The Nation: 7th May 2006
While The Nation is to be praised in raising the issue of capital punishment, which has great relevance to the Thai justice system, there are questions to be asked from a Thai perspective about opinions based on another culture. Capital punishment is rightly strongly debated within the US, but elements of that debate tend to dominate discussion elsewhere.
Gary Becker is a well known contributor to the debate and his usual stand is to discuss the economics of capital punishment. Well and good, for he is an economist. However, while retaining the core of his earlier arguments, he now writes under the banner of ‘morality’, and while economics is as remote from morality as physics or chemistry, we are still reminded that he is a Nobel Laureate in economics. Well, every man is entitled to his opinion, but it has little to do with morality. While rightly excluding ‘revenge and other possible motives’ he supports capital punishment only because he believes that it deters other murders. To contest this argument we would have to enter into the context of the US crime scene. Those more familiar with the practical aspects of crime in the US assert that, even in premeditated murder,
motivation does not depend on a balancing of the severity of capital punishment against the urge to kill. The belief of Becker is also contested by the results of a US research poll in 1995 which showed that the majority of police chiefs do not believe that the death penalty is an effective deterrent.

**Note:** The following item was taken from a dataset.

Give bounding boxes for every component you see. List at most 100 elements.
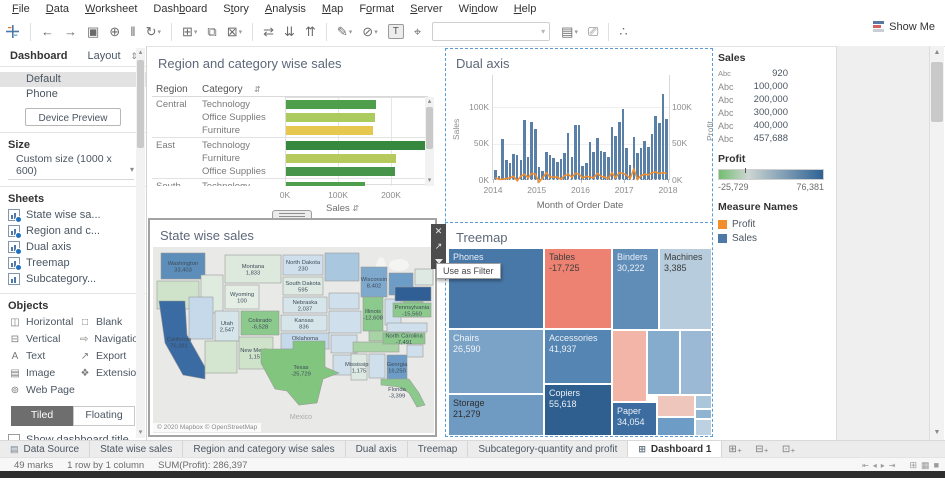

The views of Becker are opposed by other academics in the US who have access to related crime and judicial data. However, even at this distance from the scene, one can reject the non sequitur of Becker’s arguments: “Opponents of capital punishment frequently proclaim that the state has no moral right to take anyone’s life…. Yet that is absolutely the wrong conclusion for anyone who believes that capital punishment deters”.

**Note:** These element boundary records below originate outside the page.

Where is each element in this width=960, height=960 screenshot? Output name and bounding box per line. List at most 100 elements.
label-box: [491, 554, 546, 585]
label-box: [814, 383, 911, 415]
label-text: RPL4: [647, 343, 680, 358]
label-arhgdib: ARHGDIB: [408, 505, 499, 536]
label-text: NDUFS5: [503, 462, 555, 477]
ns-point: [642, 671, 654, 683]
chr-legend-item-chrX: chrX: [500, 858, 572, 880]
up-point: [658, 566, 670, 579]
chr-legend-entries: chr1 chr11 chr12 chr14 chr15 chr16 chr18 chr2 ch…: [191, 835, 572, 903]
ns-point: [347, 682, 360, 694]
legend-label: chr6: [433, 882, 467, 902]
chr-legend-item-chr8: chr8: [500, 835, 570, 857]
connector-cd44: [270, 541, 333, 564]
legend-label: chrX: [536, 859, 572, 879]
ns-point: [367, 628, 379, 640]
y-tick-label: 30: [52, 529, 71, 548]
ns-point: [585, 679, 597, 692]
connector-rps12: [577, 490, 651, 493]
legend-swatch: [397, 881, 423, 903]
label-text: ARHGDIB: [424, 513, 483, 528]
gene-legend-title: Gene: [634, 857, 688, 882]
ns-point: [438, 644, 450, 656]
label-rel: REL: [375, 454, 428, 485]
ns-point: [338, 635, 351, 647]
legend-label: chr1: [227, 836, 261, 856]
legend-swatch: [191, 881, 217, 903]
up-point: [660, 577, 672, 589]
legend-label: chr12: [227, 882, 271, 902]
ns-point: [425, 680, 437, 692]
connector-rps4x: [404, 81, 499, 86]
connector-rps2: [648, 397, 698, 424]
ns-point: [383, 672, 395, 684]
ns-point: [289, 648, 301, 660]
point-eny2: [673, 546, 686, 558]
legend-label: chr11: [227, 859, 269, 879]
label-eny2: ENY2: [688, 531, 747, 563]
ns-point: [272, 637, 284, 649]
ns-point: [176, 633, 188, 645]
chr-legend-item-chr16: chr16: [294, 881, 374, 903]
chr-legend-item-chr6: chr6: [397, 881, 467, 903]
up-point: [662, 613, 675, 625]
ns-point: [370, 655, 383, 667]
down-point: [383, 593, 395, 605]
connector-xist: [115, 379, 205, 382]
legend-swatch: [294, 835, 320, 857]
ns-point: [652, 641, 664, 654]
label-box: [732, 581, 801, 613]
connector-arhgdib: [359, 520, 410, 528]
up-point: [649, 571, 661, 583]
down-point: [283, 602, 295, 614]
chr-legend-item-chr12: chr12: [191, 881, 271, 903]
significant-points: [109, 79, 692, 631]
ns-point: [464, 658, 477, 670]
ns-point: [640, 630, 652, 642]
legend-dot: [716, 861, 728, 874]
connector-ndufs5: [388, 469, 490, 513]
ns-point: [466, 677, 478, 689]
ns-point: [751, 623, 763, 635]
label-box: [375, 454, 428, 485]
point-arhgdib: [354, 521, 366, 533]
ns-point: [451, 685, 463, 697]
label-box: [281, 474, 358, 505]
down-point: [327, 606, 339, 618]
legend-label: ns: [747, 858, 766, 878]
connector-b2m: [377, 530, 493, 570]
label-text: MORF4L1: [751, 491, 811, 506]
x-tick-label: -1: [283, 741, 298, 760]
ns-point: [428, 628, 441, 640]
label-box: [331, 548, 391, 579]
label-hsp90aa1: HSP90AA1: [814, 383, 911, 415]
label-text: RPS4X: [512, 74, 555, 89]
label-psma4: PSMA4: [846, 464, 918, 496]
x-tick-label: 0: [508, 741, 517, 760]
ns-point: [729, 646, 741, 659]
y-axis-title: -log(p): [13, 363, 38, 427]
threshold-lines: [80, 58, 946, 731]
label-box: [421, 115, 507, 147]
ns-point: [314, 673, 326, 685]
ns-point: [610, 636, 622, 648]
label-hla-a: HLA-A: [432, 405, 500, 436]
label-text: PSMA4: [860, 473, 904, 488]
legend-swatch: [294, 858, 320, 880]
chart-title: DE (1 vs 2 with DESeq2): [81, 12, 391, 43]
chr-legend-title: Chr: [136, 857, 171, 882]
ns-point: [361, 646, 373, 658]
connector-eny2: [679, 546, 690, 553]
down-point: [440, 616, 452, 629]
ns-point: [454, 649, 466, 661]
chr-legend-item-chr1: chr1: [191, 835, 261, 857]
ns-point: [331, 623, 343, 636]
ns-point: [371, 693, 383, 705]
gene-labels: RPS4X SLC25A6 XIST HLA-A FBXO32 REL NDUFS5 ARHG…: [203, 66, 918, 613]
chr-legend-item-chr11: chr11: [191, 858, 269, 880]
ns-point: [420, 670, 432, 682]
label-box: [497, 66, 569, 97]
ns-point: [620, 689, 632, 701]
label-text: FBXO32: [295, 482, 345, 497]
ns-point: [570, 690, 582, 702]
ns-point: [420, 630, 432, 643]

“Absolutely”! And as far as moral argument goes, this is a mere repetition of the inadmissible principle that the end justifies the means.

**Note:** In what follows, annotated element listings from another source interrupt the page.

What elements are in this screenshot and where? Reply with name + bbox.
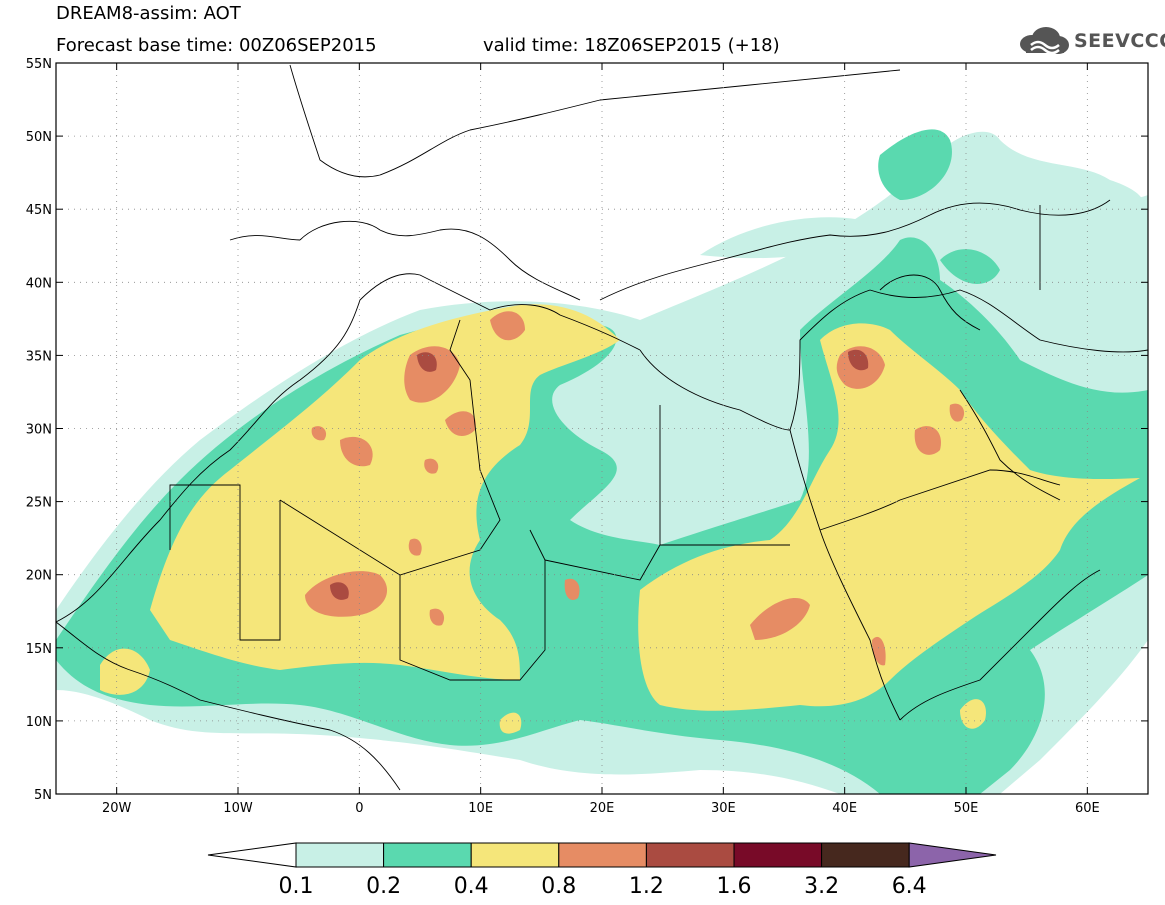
colorbar-label: 3.2 [804, 874, 839, 899]
colorbar: 0.1 0.2 0.4 0.8 1.2 1.6 3.2 6.4 [207, 842, 997, 899]
lon-tick-label: 40E [832, 801, 857, 816]
colorbar-label: 1.2 [629, 874, 664, 899]
forecast-base-time: Forecast base time: 00Z06SEP2015 [56, 35, 377, 56]
logo-label: SEEVCCC [1074, 30, 1165, 52]
valid-time: valid time: 18Z06SEP2015 (+18) [483, 35, 780, 56]
colorbar-label: 1.6 [717, 874, 752, 899]
lat-tick-label: 40N [26, 276, 52, 291]
lon-tick-label: 10E [468, 801, 493, 816]
colorbar-swatch [645, 842, 735, 868]
colorbar-label: 0.1 [279, 874, 314, 899]
lat-tick-label: 50N [26, 130, 52, 145]
colorbar-label: 6.4 [892, 874, 927, 899]
colorbar-swatch [821, 842, 910, 868]
colorbar-swatch [295, 842, 385, 868]
map-axes: 20W 10W 0 10E 20E 30E 40E 50E 60E 55N 50N 45N 40N 35N… [26, 57, 1148, 816]
seevccc-logo: SEEVCCC [1018, 26, 1165, 56]
map-title: DREAM8-assim: AOT [56, 3, 241, 24]
cloud-icon [1020, 27, 1069, 55]
lon-tick-label: 30E [711, 801, 736, 816]
lon-tick-label: 50E [954, 801, 979, 816]
lon-tick-label: 0 [355, 801, 363, 816]
colorbar-high-arrow [908, 842, 997, 868]
coastlines-borders [56, 64, 1148, 791]
lon-tick-label: 20E [590, 801, 615, 816]
lat-tick-label: 15N [26, 642, 52, 657]
colorbar-swatch [558, 842, 647, 868]
lat-tick-label: 20N [26, 569, 52, 584]
colorbar-label: 0.2 [366, 874, 401, 899]
lat-tick-label: 45N [26, 203, 52, 218]
gridlines [56, 63, 1148, 794]
lat-tick-label: 25N [26, 496, 52, 511]
lat-tick-label: 35N [26, 349, 52, 364]
lon-tick-label: 20W [102, 801, 132, 816]
lon-tick-label: 60E [1075, 801, 1100, 816]
lat-tick-label: 30N [26, 423, 52, 438]
lat-tick-label: 5N [34, 788, 52, 803]
colorbar-swatch [733, 842, 823, 868]
colorbar-low-arrow [207, 842, 297, 868]
lat-tick-label: 55N [26, 57, 52, 72]
aot-level-1-2 [330, 349, 869, 600]
colorbar-label: 0.8 [541, 874, 576, 899]
lon-tick-label: 10W [223, 801, 253, 816]
aot-field [56, 129, 1148, 794]
lat-tick-label: 10N [26, 715, 52, 730]
colorbar-label: 0.4 [454, 874, 489, 899]
colorbar-swatch [470, 842, 560, 868]
colorbar-swatch [383, 842, 472, 868]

But the most serious fault in Becker’s article follows his admission of worry about the risk of executing the innocent and his highly ingenuous statement that “there are very few, if any, documented cases of innocent people being killed”. If he cared to look he would have found documented cases. But it is true that there is little effort or resource to prove the innocence of those already executed. Instead, there is the declared innocence of 122 people waiting execution on death row. Becker excludes these people from his conclusion arguing that their exoneration mostly on DNA related evidence is a proof that the innocent escape execution. But how many others were not exonerated when the majority on death row do not have effective legal representation and when normal legal procedure leads inexorably to execution. And what of cases of conviction where there is no available DNA evidence? Of greater authority than Becker are the actions of Governor G. H. Ryan of Illinois who declared a moratorium on execution when he found that 13 of those on death row in his state were innocent; or the declaration of US District Judge Rakoff of New York that the federal death penalty is unconstitutional and violative of due process because it creates “an undue risk of executing innocent people”
Reflecting on the application of Becker’s ideas to Thailand we might propose that the danger of wrongful execution is certainly greater where confessions under torture are prevalent and where access to DNA evidence to exonerate the innocent is certainly extremely limited. Nevertheless, his affirmation that capital punishment should be limited to cases of murder is a worthy reminder that execution for drug crimes is not justifiable. Confident in the ‘enormous protection’ of the appeals process in the US he would also be appalled by the practice of extrajudicial execution. For the rest, the debate is best left to those who can and do counter Becker’s arguments on their local relevance.